Quoted speech in conversation and written dialogue
Verbs used to introduce quoted speech in conversation and writing are summarized in the table below.

For the difference between say and tell. Basically, say is a two-place verb which does not take a core Recipient, not admitting, for example, *say me your name. Tell is a three-place verb with a core Recipient (tell me your name). Pragmatically, say is used to report what is said, while tell typically informs.
Go and be like are becoming widely used as quotative alternatives to say, both in younger speakers’ conversation and in the popular media. Like says and said, go and be like signal that the speaker is moving into direct speech mode. Normal combinations of tense and aspect occur with go and be like; however, the present tense appears to predominate even for past time reference (I’m like, she’s like):
. . . and I was going . . . I’ll have to take my stereo home and he goes yeah your stereo’s quite big isn’t it, and I went when have you seen my stereo and he goes oh
I came up the other day to see if you were in. I went why why, he said I just came round to your room and you weren’t there but your music was on. [KPH]

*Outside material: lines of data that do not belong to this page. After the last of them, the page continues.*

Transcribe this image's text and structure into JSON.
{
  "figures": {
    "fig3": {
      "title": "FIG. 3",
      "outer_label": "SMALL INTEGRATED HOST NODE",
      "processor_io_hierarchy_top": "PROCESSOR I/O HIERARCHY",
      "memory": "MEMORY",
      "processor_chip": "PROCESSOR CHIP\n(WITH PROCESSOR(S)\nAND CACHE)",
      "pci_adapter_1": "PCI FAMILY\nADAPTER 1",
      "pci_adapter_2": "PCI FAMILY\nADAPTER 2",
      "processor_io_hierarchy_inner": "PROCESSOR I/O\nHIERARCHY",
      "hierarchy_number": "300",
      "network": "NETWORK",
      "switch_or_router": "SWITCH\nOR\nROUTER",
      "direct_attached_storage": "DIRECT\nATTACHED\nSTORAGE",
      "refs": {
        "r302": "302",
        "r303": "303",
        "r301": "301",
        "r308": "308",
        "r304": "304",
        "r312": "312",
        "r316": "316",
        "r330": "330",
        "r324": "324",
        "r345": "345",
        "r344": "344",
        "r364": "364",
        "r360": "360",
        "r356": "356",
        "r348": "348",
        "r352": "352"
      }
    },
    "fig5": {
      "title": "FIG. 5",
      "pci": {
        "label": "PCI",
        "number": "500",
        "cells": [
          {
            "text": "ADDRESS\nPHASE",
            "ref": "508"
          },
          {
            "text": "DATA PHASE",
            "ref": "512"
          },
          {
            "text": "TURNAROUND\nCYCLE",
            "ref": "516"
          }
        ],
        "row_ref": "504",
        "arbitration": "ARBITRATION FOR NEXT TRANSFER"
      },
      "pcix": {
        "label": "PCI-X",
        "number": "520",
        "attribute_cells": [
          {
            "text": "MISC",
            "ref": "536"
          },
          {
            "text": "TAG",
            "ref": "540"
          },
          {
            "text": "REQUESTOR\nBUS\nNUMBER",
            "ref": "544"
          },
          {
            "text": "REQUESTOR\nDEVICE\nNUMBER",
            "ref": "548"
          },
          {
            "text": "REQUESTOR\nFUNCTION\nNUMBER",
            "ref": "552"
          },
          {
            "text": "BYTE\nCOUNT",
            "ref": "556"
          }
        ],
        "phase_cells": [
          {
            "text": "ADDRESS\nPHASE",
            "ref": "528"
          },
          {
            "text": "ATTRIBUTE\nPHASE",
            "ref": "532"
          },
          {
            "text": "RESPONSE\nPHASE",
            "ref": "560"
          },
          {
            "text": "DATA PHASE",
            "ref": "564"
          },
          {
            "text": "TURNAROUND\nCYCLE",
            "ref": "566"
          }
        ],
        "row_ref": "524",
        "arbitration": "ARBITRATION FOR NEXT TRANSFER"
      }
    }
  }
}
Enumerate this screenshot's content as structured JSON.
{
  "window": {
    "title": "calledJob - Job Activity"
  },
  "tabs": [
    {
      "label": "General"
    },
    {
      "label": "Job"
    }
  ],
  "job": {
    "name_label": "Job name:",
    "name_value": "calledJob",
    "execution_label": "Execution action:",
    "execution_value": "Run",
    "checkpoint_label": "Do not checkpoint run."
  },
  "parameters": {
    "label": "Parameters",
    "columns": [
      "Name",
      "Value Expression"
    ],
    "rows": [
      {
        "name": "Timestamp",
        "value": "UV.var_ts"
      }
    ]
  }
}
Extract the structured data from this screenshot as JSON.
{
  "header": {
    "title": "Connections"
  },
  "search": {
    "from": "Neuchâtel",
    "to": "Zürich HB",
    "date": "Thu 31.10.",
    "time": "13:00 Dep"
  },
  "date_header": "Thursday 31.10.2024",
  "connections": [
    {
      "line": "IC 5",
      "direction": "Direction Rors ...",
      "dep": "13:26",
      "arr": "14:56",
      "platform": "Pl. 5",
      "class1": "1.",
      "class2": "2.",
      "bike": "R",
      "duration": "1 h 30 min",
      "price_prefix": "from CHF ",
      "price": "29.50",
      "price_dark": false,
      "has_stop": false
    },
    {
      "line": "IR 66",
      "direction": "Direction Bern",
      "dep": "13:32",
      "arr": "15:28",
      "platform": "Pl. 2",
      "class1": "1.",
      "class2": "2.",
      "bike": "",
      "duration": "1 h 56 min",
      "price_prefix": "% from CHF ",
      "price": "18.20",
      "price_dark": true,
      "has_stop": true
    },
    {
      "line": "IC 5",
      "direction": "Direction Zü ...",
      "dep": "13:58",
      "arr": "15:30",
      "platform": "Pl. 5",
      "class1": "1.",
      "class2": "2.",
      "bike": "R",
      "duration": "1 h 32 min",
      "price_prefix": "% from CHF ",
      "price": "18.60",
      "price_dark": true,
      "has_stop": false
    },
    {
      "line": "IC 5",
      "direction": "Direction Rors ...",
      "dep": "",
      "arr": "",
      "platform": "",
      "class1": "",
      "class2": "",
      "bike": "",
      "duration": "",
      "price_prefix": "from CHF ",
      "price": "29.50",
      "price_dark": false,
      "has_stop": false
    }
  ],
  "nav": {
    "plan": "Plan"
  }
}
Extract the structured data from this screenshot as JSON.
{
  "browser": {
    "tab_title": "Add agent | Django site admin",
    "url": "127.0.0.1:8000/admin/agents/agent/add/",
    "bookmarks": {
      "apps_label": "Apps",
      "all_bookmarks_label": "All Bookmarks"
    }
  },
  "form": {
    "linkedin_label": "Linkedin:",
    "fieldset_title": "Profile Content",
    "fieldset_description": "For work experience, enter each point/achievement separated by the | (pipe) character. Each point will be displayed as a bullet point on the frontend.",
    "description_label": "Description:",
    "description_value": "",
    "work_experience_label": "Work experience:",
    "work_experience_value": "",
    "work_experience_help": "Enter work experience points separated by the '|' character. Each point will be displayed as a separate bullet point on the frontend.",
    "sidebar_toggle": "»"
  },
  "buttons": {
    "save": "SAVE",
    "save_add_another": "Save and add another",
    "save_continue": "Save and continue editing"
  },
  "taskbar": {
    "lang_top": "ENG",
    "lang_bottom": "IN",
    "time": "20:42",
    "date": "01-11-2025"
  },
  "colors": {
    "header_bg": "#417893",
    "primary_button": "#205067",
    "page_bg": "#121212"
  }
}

‘It’s just happened so fast,’ says the former Shanna Jackson. ‘Some days people will call me “Paris” and I’m like, “Who?” My mother still refuses to call me Paris.’ [HSJ]
The range of verbs used as ‘quotatives’ is wider in written dialogue than in spoken because writers attempt to heighten interest by conveying not only the words said but also something of voice quality, attitude and manner of speaking of the character, whether fictional or real. All these are perceived by hearers in a speech situation but are absent from basic verbs of saying.
‘I’ll take the cases,’ he whispered.
‘Trainers,’ I echoed, ‘What trainers?’
‘Come on, lads,’ Tommy yelled.
‘You’re mad at me, aren’t you?’ she wailed.
‘I said come in, Mrs Friar!’ John barked at her.
Direct reporting of thought
Not only words may be quoted, but also thoughts. The first two examples below are often heard in the spoken language, the third would be typical in fiction:
I think I’ll have a beer.
I wonder what he’s doing.
‘I’ll have to get a new bulb for this lamp,’ thought Peter.
Mental process verbs which occur as quotatives are few in number in English, in comparison with the wide variety of verbs used in quoted speech. They include think, the basic verb, and other verbs of cognition which express some additional, often aspectual meaning: muse, ponder, reflect, wonder.
In representing their characters’ thought, writers of fictional narrative often omit the prosodic signals of quoting (inverted commas or dashes), and make the clause of thinking parenthetical. The following extract from Virginia Woolf’s Mrs Dalloway illustrates this technique:
He’s very well dressed, thought Clarissa, yet he always criticizes me.
Here she is mending her dress; mending her dress as usual, he thought; here she’s been sitting all the time I’ve been in India; mending her dress; running to the House and back and all that, he thought, growing more and more irritated, more and more agitated, for there’s nothing in the world so bad for some women as marriage, he thought; and politics; and having a Conservative husband, like the admirable Richard. So it is, so it is, he thought, shutting his knife with a snap.